Voltaire’s Candide celebrates 250th anniversary
16 Sep 09
Experts from around the world will be gathering at Oxford this week to celebrate the 250th anniversary of Candide, Voltaire’s most famous satirical novel, which was published in 1759.
Candide remains as popular with readers today, for its satirical humour and for its shocking and absurdist portrayal of human folly.
Oxford is the leading centre for research into Voltaire and the French Enlightenment so the anniversary is a key date on its calendar. Therefore, Oxford’s Besterman Centre for the Enlightenment (Voltaire Foundation) is collaborating with the Maison Française d’Oxford to organise an international conference 'Les 250 ans de Candide: lectures et relectures' on 16–18 September.
Director of the Voltaire Foundation Professor Nicholas Cronk said: 'Voltaire wrote enthusiastically about England, so I think he would have approved of this major international celebration of his work taking place on English soil.’
Professor Nicholas CronkVoltaire wrote enthusiastically about England, so I think he would have approved of this major international celebration of his work taking place on English soil.
The conference is organised with the patronage of the French Ambassador to the UK, M. Maurice Gourdault-Montagne, who will be attending some of the events.
Academics will be discussing everything from the text itself, to illustrations and cinema and from its reception around the world to its meaning today.
As part of this celebration the University will have two library exhibits. Candide was an instant success on publication, and quickly became an international best seller. Scholars have long been fascinated by the proliferation of early French editions, and the Taylor Institution Library is the only library in Europe (and one of only two in the world) to have all seventeen of the French editions published in 1759. It will be displaying these precious early editions.
Secondly, Candide was immediately translated and no fewer than three different English translations appeared in the course of 1759. A selection of these early English versions of Candide is on display in the Proscholium of the Bodleian Library.
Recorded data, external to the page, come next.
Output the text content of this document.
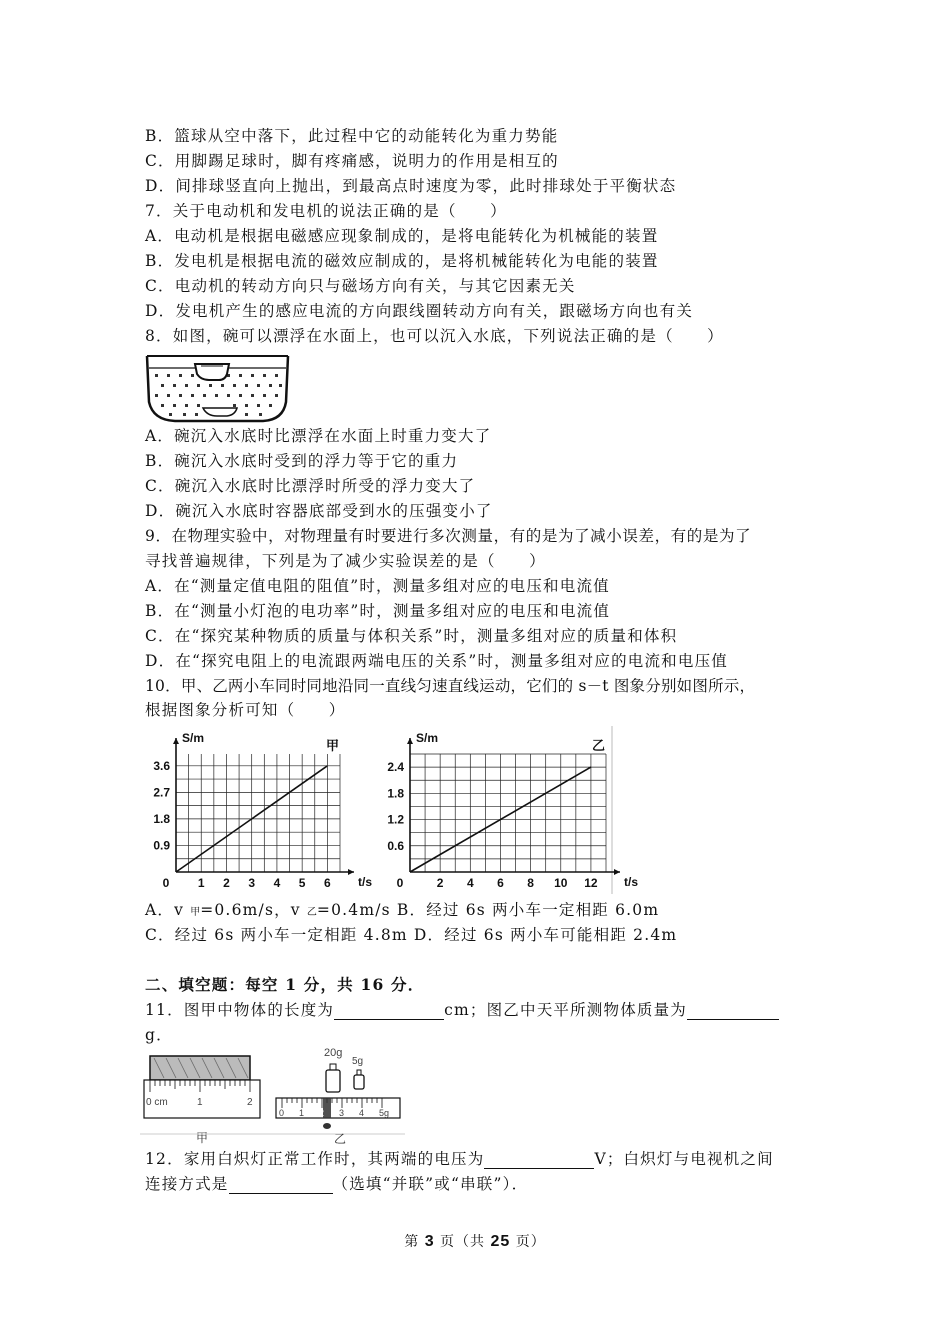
B．篮球从空中落下，此过程中它的动能转化为重力势能
C．用脚踢足球时，脚有疼痛感，说明力的作用是相互的
D．间排球竖直向上抛出，到最高点时速度为零，此时排球处于平衡状态
7．关于电动机和发电机的说法正确的是（　　）
A．电动机是根据电磁感应现象制成的，是将电能转化为机械能的装置
B．发电机是根据电流的磁效应制成的，是将机械能转化为电能的装置
C．电动机的转动方向只与磁场方向有关，与其它因素无关
D．发电机产生的感应电流的方向跟线圈转动方向有关，跟磁场方向也有关
8．如图，碗可以漂浮在水面上，也可以沉入水底，下列说法正确的是（　　）
A．碗沉入水底时比漂浮在水面上时重力变大了
B．碗沉入水底时受到的浮力等于它的重力
C．碗沉入水底时比漂浮时所受的浮力变大了
D．碗沉入水底时容器底部受到水的压强变小了
9．在物理实验中，对物理量有时要进行多次测量，有的是为了减小误差，有的是为了
寻找普遍规律，下列是为了减少实验误差的是（　　）
A．在“测量定值电阻的阻值”时，测量多组对应的电压和电流值
B．在“测量小灯泡的电功率”时，测量多组对应的电压和电流值
C．在“探究某种物质的质量与体积关系”时，测量多组对应的质量和体积
D．在“探究电阻上的电流跟两端电压的关系”时，测量多组对应的电流和电压值
10．甲、乙两小车同时同地沿同一直线匀速直线运动，它们的 s－t 图象分别如图所示，
根据图象分析可知（　　）
0 1 2 3 4 5 6
0.9
1.8
2.7
3.6
S/m
t/s
甲
0	2 4 6 8 10 12
0.6
1.2
1.8
2.4
S/m
t/s
乙
A．v 甲=0.6m/s，v 乙=0.4m/s B．经过 6s 两小车一定相距 6.0m
C．经过 6s 两小车一定相距 4.8m D．经过 6s 两小车可能相距 2.4m
二、填空题：每空 1 分，共 16 分．
11．图甲中物体的长度为	cm；图乙中天平所测物体质量为
g．
0 cm	1	2
甲
20g
5g
0 1 2 3 4 5g
乙
12．家用白炽灯正常工作时，其两端的电压为	V；白炽灯与电视机之间
连接方式是	（选填“并联”或“串联”）．
第 3 页（共 25 页）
Despite being published in France, Candide caused a sensation in the UK too. Even Laurence Sterne, who published the first book of Tristram Shandy in the same year, 1759, worried that his own novel was being put in the shade. At the end of chapter nine, he petitions the moon: ‘Bright Goddess, if thou art not too busy with Candide, and Miss Cunégonde’s affairs, take Tristram Shandy’s under thy protection also.’